The guest zone is something new, but this is actually a security feature. Instead of guests connecting to your internal LAN when they need access to VPN or the Internet, have them connect to a guest network with access to the Internet but not your internal LAN. This new zone is extremely useful in the wireless environment. With new Wi-Fi infrastructure technology supporting VLANs and 802.1q trunking, a single wireless Wi-Fi infrastructure can support multiple VLANs, one internal VLAN running it’s own SSID and 802.1x/EAP security, and a guest VLAN that runs a simple WEP password for Internet only access.
These examples are just some of the applications of this advanced firewall architecture. This is what I meant by flexibility.
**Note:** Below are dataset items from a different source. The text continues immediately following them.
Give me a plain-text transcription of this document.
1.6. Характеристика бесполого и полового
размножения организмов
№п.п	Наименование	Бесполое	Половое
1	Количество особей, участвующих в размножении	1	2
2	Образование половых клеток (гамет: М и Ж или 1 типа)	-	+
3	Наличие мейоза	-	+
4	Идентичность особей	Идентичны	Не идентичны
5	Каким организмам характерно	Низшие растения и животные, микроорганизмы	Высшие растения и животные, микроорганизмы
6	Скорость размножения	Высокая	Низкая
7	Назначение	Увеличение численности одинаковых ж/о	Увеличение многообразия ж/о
Now that you see the power of what a modern firewall affords you, I must remind you that a firewall is only the beginning of network security. Just because you have the ultimate network and firewall design does not excuse you from all the other security duties. As with everything, a firewall only mitigates security holes and doesn’t eliminate them. You still need to do things like implement an Intrusion Detection/Prevention System that actively blocks attacks, server hardening, and systematic routine patching of all devices. Most importantly, nothing is full proof and it is just a question of increasing the crack times to the most reasonable level. The “unbreakable” campaign is the perfect example of what not to do. Keep a low profile, and be diligent.